The economic calm of my birth year had turned to chaos and nearly ruinous chaos, at that.
Much of it came amid a radical departure from the sound money principles that drove our economy in the post-War years.
After twenty years of relative calm, from 1981 to 2001, again we find ourselves in a similar predicament, though with different root causes. The dollar, until recently, was falling precipitously as this latest credit crisis dramatically weakened the U.S. economy. A combustible mix of financial engineering and excess leverage has cost us dearly.
Among the fixes that may one day be necessary may be a more formal, global foreign exchange regime. While I am not necessarily a fan of returning to the gold standard, I do understand and personally appreciate the need for a more stable global monetary system that contains and restrains some of the more animal spirits of markets gone wild.
It is my fervent hope that in the ensuing months and years we will find new and better ways to limit the damage that financial market panics have wrought, particularly the one of most recent vintage, which I believe has the capacity to entirely destabilize the world economy.
We need a much more enlightened, coordinated, and concerted global policy response to the financial market meltdown we are now enduring. Part of it may include a reform of our currency trading system. The currency markets are the biggest and most liquid markets in the world. And even though in a free-floating exchange rate system, a countrys currency, rather than its interest rates or its real economy, acts as the shock absorber during times of stress. That shock absorber is being tested today.
Hopefully it will survive the test. Nearly half a century into my life, I am hoping that my ten-year-old daughter and my other two children do not have to face the wrenching dislocations I did some thirty-seven years ago, and will instead enjoy the serene calm that existed on the day of my birth, not the chaos that erupted just after my tenth birthday.
Ron Insana
Preface
As the weakness in the U.S. dollar becomes a prolonged trend in the foreign exchange market and the euro assumes an increasingly credible position in global exchanges, currencies are no longer a topic restricted to economists or bank traders. With the multiyear bull markets in stocks, bonds, and real estate having largely concluded their upward run, global investors remain on a continuous quest for yield. In the United States, individual investors have more than quadrupled their holdings of non-U.S. stocks between 1996 and 2007, elevating their awareness of foreign economies and currencies to new heights. Meanwhile, the multitude of banks and brokerage houses offering currency trading services for investors has increasingly integrated foreign exchange into investor portfolios worldwide.
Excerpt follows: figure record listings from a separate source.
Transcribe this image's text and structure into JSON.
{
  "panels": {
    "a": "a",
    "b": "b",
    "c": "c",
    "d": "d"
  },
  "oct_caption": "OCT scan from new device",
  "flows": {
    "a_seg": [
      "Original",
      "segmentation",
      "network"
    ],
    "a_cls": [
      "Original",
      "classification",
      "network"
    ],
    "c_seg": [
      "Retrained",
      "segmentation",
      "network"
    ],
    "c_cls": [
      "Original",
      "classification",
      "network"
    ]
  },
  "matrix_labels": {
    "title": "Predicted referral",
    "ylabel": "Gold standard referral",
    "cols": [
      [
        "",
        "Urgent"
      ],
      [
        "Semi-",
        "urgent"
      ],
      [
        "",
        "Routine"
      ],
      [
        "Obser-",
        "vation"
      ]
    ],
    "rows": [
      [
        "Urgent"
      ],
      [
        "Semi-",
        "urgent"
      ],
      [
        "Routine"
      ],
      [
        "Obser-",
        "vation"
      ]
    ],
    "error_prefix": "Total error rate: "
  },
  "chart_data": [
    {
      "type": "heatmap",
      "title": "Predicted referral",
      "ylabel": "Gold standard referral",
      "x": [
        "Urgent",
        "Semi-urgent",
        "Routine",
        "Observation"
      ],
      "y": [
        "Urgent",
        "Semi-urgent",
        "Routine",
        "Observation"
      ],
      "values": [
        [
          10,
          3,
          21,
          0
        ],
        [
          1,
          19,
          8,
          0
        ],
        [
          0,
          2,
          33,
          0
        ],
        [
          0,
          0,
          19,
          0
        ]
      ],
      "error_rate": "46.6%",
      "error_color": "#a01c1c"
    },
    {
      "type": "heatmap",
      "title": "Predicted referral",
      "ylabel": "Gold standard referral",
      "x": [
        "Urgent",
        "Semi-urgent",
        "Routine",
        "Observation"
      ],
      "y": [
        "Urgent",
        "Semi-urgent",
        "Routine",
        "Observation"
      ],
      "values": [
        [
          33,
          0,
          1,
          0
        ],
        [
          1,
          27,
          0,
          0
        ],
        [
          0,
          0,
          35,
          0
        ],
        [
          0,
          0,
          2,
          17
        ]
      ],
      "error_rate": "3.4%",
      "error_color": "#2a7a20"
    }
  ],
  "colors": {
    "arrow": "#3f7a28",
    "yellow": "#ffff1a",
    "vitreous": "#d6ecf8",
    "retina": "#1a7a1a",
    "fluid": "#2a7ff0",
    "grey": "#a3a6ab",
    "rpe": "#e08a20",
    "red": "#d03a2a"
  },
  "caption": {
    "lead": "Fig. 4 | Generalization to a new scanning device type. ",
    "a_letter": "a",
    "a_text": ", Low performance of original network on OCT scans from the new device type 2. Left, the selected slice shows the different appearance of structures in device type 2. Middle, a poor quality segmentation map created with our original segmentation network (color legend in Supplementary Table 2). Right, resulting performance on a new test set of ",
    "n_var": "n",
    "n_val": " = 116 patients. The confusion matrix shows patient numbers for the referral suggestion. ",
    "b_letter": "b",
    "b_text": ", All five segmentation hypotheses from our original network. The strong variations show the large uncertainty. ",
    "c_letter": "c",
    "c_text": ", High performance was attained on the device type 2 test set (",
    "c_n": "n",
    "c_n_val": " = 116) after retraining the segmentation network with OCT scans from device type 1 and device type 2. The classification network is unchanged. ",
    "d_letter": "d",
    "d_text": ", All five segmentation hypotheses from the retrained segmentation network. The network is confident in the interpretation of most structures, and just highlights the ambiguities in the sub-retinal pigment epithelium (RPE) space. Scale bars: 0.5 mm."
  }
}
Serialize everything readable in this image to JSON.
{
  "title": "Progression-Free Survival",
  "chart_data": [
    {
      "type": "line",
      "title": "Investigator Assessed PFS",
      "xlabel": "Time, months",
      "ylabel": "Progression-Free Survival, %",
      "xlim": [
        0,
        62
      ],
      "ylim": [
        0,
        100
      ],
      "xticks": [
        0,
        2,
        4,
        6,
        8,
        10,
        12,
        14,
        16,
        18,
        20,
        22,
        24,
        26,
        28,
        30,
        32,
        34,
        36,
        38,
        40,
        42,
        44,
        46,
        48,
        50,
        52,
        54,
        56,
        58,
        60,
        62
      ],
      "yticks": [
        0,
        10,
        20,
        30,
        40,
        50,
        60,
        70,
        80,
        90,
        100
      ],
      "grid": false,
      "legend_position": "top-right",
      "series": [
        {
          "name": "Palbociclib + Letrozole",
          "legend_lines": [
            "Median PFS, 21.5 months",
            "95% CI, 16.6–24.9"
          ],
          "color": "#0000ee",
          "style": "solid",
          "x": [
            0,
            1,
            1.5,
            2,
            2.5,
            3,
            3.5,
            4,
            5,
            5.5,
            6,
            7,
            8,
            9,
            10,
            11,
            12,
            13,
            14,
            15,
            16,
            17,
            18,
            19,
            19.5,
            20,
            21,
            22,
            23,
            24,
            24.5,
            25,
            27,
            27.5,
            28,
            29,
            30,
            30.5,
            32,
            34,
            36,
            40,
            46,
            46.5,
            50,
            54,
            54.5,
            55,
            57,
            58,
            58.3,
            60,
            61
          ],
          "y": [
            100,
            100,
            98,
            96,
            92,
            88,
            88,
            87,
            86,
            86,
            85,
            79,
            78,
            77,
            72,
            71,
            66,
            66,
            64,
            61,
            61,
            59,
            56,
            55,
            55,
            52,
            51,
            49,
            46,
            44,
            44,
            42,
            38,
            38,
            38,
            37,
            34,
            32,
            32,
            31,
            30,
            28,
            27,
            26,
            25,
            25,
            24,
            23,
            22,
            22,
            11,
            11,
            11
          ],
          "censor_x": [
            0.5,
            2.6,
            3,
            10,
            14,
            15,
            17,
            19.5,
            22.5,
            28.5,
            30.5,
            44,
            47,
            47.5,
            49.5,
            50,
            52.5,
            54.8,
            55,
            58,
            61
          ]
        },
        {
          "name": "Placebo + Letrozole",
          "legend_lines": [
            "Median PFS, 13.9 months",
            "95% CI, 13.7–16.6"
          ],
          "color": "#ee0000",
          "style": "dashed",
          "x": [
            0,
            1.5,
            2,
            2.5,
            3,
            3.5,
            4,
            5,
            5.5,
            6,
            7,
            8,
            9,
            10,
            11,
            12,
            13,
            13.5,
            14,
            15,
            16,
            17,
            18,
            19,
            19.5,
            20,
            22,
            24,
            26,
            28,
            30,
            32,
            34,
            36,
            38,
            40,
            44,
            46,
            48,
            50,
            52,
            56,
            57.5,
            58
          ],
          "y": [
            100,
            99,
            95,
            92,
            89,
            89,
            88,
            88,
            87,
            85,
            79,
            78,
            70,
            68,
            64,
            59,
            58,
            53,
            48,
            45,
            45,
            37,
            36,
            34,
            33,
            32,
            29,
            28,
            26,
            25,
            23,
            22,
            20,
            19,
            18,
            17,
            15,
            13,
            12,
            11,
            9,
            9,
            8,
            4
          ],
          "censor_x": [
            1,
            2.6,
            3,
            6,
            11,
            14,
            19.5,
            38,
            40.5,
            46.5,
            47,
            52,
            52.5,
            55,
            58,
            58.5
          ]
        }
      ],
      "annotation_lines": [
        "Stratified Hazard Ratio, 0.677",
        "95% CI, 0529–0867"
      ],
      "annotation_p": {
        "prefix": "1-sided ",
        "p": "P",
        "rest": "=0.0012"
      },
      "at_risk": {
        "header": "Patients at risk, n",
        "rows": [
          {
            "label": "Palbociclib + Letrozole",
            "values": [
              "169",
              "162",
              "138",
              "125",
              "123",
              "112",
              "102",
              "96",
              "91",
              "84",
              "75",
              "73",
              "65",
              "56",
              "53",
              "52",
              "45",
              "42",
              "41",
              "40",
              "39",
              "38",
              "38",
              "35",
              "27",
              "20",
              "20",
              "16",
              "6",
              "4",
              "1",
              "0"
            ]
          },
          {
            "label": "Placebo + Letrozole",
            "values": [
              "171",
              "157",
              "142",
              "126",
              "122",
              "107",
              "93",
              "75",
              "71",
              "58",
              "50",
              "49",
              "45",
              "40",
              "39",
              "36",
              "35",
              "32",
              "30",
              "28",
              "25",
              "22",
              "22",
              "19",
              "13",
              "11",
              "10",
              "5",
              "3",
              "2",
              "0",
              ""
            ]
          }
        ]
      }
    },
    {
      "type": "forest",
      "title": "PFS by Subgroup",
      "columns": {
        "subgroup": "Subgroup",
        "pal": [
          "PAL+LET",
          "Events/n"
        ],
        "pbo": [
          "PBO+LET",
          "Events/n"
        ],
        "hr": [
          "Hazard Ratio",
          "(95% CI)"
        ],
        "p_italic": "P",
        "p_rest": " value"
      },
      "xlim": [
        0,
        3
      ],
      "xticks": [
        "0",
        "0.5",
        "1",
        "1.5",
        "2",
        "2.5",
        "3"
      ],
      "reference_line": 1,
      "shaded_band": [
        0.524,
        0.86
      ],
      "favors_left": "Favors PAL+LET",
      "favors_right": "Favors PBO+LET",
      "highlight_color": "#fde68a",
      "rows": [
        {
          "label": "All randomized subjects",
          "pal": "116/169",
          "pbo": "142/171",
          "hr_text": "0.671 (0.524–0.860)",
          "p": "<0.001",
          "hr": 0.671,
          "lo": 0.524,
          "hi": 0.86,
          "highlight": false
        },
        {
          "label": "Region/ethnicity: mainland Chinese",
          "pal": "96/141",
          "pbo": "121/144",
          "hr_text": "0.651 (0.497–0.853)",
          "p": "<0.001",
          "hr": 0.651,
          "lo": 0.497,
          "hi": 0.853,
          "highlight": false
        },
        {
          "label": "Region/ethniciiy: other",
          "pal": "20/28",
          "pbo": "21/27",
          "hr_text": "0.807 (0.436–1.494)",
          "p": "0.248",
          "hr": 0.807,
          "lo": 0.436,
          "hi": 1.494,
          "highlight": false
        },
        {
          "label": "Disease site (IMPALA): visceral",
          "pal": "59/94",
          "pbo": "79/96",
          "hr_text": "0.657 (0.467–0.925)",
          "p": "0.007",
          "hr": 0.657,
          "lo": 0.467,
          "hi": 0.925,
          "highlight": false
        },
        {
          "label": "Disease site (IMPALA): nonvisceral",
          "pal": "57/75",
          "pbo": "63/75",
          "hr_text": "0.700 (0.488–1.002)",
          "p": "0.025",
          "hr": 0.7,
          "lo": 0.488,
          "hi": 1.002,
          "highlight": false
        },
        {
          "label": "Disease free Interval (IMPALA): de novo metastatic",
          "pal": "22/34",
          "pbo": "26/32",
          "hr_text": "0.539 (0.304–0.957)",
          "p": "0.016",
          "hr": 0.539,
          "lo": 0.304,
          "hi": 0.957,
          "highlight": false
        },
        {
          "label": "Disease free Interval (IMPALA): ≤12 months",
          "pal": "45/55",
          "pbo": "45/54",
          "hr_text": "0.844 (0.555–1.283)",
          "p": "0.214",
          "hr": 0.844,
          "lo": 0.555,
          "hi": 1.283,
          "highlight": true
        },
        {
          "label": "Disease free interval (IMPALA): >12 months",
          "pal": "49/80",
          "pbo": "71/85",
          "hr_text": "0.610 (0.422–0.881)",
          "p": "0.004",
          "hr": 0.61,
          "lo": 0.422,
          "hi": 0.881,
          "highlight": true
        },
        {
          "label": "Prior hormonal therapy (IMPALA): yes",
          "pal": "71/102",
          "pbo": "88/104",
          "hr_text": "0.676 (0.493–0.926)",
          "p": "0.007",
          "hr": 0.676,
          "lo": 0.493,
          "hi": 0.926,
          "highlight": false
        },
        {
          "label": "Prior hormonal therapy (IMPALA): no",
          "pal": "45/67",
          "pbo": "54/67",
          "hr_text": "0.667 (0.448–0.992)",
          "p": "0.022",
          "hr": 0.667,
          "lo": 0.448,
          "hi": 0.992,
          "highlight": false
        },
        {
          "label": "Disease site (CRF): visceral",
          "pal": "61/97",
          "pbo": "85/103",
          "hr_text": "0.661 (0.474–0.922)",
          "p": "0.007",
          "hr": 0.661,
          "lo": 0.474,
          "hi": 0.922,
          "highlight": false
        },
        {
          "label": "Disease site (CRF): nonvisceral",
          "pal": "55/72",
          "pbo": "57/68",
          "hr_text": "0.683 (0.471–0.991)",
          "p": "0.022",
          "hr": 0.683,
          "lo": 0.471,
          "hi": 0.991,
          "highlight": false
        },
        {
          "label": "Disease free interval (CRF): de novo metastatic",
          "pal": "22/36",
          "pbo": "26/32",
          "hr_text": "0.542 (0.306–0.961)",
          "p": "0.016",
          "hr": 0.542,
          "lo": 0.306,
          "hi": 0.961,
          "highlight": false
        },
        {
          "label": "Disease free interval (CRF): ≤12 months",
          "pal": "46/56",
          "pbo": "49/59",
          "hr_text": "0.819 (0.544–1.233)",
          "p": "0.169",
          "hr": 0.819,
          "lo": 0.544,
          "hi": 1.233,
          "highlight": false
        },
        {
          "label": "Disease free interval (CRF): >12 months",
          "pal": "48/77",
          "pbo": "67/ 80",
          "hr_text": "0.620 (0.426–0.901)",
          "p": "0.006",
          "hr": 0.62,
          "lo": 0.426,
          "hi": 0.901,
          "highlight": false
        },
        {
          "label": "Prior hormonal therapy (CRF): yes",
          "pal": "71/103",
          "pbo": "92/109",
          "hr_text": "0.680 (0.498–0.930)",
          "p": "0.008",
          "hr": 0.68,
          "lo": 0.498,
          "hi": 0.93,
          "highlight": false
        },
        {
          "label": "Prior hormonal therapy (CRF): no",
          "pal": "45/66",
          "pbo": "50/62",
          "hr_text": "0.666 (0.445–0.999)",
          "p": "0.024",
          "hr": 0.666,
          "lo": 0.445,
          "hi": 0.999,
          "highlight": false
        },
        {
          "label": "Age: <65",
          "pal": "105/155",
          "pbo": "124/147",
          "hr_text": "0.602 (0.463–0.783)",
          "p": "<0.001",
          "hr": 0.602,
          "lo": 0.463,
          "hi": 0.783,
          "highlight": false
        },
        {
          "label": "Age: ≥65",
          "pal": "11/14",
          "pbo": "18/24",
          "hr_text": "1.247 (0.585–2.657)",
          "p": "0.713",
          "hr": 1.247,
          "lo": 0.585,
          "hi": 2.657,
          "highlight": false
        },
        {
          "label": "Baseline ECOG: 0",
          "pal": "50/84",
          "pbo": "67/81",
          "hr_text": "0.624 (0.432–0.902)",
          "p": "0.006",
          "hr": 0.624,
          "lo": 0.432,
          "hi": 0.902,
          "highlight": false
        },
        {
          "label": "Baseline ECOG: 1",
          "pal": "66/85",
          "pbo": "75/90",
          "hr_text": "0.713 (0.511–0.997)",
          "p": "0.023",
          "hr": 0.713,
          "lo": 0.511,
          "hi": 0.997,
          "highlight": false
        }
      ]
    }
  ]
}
Academics and market professionals have done their bit in producing literature about the mechanics of foreign exchange markets and the theories underpinning them. But relatively little is written on how to explore the practical intermarket relationships that shape currencies via interest rates, equities, and commodities. Most investors have come across the notion of interest rates impact on foreign exchange rates, but have yet to grasp the situations when interest rates and central bank policy are displaced by shifting risk appetite and economic growth. While central banks aim to manage expectations in bond and currency markets, they tend to misread such risks as asset price inflation and financial market contagion, leaving professional and institutional investors wrong-footed. Integrating commodities into the mix, record-breaking prices have significantly driven the foreign exchange market, raising the need for investors to determine the currencies most responsive to price developments in energy, metals, food, and agricultural raw materials. And given the plethora of media types generating constant financial market information and advice, investors need to separate noise from sound market and economic signals.